Contaminação comunitária
A médica foi citada na manifestação do promotor Leonardo Gouveia Olhê Blanck, no processo da Defensoria Pública do Estado contra a flexibilização da quarentena em Araguaína. Ao promotor, a infectologista disse que Araguaína já tem contaminação comunitária e a sua dimensão somente seria possível aferir com eficiente programa de testagem. Na entrevista à Coluna do CT, Feriani confirmou a informação e disse que a testar toda a população em massa é inviável.
Rapidez de transmissão
Ela explicou que estamos lidando com um vírus de uma rapidez de transmissão muito maior do que os demais com que tínhamos lidado. “Muito mais transmissível do que o H1N1, do que o H1N3, do que muitas doenças sobre as quais nós tínhamos conhecimento prévio”, afirmou.
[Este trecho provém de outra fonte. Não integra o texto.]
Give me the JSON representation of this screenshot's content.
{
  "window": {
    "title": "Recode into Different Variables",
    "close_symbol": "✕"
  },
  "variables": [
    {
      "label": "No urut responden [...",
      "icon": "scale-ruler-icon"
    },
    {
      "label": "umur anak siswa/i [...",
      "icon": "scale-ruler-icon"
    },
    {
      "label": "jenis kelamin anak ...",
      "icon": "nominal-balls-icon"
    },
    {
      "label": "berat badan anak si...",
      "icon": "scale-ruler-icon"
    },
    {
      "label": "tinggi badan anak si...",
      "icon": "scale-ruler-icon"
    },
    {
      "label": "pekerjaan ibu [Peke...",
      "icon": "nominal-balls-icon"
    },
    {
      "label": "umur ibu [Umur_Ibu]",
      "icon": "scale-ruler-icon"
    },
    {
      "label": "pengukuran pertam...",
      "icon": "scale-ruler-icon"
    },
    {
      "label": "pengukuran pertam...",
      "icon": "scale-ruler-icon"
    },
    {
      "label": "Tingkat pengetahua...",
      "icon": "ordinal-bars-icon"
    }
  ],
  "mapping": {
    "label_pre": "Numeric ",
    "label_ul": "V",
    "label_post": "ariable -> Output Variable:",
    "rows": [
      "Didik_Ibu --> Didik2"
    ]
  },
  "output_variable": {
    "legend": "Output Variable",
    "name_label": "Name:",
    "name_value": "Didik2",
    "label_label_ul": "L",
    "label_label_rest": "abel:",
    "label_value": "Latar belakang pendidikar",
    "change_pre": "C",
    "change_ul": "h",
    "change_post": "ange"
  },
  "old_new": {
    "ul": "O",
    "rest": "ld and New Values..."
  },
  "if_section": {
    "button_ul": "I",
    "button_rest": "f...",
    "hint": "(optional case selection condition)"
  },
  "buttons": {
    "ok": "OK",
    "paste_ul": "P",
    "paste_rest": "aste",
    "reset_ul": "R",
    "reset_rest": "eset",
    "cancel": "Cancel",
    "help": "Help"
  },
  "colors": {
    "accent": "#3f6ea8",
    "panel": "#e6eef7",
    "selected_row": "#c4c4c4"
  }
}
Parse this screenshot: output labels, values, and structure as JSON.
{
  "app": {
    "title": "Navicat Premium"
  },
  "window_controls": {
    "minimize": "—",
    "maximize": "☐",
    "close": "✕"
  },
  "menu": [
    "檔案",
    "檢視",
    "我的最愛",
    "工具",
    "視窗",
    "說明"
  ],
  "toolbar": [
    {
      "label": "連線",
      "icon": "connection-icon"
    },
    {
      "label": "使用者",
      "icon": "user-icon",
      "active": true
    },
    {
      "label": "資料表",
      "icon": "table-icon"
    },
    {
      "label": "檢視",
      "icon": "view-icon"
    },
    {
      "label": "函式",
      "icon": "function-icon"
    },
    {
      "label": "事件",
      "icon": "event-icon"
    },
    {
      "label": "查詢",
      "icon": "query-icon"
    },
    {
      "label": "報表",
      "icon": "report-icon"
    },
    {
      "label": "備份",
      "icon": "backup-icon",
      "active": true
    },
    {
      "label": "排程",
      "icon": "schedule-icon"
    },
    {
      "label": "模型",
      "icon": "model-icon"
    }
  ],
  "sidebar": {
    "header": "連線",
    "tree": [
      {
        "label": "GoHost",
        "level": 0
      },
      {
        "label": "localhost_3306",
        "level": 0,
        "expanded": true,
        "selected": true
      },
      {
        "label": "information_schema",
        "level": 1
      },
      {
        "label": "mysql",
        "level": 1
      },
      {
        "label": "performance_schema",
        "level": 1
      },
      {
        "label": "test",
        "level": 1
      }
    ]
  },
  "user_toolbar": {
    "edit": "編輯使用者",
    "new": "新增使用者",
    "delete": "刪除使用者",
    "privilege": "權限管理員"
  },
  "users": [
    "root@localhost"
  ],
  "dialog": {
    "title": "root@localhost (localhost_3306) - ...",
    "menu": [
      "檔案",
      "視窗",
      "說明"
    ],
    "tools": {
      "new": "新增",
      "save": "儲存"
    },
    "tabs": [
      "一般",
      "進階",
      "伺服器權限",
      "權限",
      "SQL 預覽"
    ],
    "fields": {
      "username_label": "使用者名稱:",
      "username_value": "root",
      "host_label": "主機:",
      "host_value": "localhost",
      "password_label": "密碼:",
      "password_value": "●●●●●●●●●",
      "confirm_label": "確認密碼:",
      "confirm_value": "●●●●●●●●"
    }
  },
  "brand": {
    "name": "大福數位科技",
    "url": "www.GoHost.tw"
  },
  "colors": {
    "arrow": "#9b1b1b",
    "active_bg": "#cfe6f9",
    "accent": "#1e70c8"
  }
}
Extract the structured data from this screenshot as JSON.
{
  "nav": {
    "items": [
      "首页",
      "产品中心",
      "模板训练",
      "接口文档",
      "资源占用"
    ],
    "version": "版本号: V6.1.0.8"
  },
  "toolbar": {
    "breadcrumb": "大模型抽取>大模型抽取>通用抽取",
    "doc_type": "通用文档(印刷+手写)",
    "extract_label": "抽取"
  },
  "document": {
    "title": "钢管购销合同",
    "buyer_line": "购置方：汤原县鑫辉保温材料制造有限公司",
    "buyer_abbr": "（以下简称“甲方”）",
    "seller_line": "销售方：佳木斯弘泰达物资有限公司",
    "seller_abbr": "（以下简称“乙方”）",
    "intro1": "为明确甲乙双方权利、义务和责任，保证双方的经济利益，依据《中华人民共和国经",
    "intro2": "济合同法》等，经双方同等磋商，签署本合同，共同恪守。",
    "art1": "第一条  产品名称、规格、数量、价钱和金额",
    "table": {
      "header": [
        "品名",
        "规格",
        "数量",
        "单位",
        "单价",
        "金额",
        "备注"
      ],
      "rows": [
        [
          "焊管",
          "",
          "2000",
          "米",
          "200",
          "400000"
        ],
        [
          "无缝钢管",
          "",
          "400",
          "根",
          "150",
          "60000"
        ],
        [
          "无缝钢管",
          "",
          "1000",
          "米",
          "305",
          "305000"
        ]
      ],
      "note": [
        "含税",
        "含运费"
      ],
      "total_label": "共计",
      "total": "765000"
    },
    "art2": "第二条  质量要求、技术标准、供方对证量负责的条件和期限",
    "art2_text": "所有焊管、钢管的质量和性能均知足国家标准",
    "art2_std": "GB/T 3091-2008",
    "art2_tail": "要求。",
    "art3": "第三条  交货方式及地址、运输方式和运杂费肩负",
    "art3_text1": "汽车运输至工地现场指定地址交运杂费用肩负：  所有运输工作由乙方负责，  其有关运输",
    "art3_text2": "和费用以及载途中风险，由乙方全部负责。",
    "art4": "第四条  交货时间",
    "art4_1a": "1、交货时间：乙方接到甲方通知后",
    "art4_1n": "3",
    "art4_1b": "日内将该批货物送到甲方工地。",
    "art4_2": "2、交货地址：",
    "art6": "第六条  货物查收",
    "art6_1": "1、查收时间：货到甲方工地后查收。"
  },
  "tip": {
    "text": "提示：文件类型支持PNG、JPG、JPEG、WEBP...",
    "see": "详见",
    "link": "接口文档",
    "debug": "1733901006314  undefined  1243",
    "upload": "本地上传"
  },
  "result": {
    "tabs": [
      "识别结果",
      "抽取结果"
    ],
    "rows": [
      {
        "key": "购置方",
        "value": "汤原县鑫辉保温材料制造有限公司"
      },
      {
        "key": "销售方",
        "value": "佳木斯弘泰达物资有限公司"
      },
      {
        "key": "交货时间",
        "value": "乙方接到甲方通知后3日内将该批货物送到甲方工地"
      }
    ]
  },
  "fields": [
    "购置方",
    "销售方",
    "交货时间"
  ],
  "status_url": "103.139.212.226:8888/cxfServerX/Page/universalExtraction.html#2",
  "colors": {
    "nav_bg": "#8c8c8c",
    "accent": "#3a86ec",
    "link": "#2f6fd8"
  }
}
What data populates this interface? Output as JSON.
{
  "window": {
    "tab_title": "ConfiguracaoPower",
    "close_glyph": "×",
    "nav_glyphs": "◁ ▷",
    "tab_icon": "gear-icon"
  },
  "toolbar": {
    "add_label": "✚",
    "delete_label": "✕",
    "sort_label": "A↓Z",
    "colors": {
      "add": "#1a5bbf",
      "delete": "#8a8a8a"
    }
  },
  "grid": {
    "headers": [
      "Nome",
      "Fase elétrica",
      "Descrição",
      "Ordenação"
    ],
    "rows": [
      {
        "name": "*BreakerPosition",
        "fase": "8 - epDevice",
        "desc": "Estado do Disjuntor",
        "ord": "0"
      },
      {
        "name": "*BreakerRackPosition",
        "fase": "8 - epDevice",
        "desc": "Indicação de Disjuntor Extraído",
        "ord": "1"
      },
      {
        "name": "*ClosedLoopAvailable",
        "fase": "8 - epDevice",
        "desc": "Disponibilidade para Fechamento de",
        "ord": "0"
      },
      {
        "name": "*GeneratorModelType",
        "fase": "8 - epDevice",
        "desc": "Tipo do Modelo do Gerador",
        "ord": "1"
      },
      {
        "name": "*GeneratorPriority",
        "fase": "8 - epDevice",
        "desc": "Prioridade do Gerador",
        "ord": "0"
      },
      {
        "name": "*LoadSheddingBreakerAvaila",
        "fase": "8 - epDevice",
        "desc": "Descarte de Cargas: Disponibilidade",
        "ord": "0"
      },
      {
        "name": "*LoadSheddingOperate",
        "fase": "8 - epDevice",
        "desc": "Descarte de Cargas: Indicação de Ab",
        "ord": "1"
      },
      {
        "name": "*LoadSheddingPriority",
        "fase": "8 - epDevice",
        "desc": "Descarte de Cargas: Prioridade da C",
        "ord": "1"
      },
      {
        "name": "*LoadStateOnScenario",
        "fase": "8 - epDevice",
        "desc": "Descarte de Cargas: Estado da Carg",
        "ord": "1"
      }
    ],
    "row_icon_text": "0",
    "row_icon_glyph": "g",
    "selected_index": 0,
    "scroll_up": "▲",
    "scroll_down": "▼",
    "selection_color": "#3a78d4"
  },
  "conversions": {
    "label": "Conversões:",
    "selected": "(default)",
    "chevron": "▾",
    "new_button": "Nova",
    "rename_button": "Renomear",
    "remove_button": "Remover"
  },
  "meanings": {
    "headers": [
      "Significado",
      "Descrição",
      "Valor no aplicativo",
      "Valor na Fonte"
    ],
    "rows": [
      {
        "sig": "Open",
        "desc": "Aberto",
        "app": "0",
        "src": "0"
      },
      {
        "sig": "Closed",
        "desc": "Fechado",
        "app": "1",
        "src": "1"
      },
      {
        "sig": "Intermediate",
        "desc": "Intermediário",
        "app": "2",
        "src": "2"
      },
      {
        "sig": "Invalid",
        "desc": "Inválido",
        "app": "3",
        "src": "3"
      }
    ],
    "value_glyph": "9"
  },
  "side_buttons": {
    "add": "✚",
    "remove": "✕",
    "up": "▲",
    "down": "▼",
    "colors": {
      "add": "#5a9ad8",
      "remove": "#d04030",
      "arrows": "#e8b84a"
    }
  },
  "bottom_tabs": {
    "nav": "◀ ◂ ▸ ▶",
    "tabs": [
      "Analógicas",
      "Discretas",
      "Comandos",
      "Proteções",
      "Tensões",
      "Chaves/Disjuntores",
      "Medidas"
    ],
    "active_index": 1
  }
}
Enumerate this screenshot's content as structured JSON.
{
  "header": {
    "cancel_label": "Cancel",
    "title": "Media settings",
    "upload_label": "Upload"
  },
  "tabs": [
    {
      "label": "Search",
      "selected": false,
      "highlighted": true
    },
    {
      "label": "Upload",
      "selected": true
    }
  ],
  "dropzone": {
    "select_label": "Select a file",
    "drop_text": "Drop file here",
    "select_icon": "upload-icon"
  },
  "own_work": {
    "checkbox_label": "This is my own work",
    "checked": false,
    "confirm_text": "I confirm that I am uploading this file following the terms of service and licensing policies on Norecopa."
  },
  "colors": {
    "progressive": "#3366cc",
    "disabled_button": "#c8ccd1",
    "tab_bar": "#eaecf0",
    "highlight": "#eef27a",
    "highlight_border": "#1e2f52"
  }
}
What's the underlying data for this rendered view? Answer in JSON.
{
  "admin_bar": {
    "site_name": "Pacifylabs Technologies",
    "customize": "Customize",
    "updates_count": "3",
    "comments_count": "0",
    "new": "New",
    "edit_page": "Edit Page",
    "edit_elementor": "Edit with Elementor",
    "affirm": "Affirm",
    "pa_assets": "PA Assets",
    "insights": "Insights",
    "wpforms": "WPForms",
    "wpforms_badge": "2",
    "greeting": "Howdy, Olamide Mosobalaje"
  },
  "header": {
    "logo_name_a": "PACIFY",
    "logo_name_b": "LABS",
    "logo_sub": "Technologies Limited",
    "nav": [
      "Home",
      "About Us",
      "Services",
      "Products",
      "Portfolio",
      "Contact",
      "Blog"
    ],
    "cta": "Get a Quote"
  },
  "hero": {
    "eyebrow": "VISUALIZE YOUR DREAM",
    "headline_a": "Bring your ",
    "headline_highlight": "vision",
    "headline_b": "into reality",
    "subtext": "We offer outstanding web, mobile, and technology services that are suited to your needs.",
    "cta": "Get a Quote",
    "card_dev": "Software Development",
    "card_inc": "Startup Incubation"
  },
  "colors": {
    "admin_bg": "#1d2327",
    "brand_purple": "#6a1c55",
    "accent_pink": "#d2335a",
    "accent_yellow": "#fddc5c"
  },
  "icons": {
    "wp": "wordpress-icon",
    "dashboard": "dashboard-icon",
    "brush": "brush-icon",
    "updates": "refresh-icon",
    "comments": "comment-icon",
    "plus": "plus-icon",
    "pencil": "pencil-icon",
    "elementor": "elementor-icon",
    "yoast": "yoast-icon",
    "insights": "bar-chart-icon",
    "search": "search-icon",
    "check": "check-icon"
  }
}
Quem não tem sintoma contamina
Feriani disse que a grande maioria da população contaminada — 80% — não tem sintoma. “Então, a gente está tentando testar as pessoas que estão doentes ou que estão tendo algum tipo de sintomatologia. Só que as pessoas doentes acabam se recluindo, já as que não estão sentindo nada, elas estão circulando”, explicou.
Alienação
A médica lembrou que o Tocantins “transita”, e que “muitos de nós viajaram para outros lugares, parentes viajaram, pessoas chegaram, pessoas foram”. Ela citou que Estado ainda tem uma importante via de tráfego, a BR-153, que corta o Estado fora a fora; e que o agronegócio regional é um dos mais fortes do País, gerando grande movimentação de pessoas. “Então, não tem nenhum lugar do Brasil em que podemos dizer que não é uma transmissão comunitária. Isso é alienação, falta de conhecimento técnico, falta de entendimento”, definiu.
Diferentes sintomas
Um problema que a médica disse que foi constatado é que os sintomas da Covid-19 não só dificuldades respiratórias, tosse, falta de ar. “Existem hoje vários trabalhos mostrando que há diferentes sintomas. Tem relatos numéricos significativos de pessoas que foram encaminhadas ao hospital com dores abdominais absurdas, sem nenhum tipo de doença respiratória. Tem só dor no peito, só dor abdominal, só dor de cabeça e agora foi lançada no meio científico mais uma das manifestações da Covid-19, a encefalite, que é uma alteração cerebral”, contou.
Não é só o grupo de risco
Mais ainda: já está comprovado que a doença não está matando apenas o grupo de risco — idosos, cardiopatas, hipertensos, diabéticos e pessoas com doenças prévias. A médica explicou que esse grupo tem maior índice de agravamento. “Mas agora a gente está vendo muitos casos de pessoas sem doenças conhecidas ou sem relato de doenças prévias e jovens que estão morrendo”, alertou, citando o caso de crianças de 13 e 14 anos como vítimas fatais da Covid-19.
Morrer afogados
Para a infectologista, “nós estamos vulneráveis, muito mesmo”. “E não podemos acreditar cegamente de que, por estar num Estado interiorano, estamos protegidos. Se agirmos dessa maneira, quando a onda de fato chegar aqui, vamos morrer afogados. Porque não vai ter como sair dessa. As proporções numéricas demonstradas não são reais”, disse sobre o baixo número de casos oficialmente confirmados — 13 até essa sexta-feira, 3. “Todos nós envolvidos na nessa questão científica, de conhecimento técnico, inclusive gestores, nós sabemos que isso não é a verdade.”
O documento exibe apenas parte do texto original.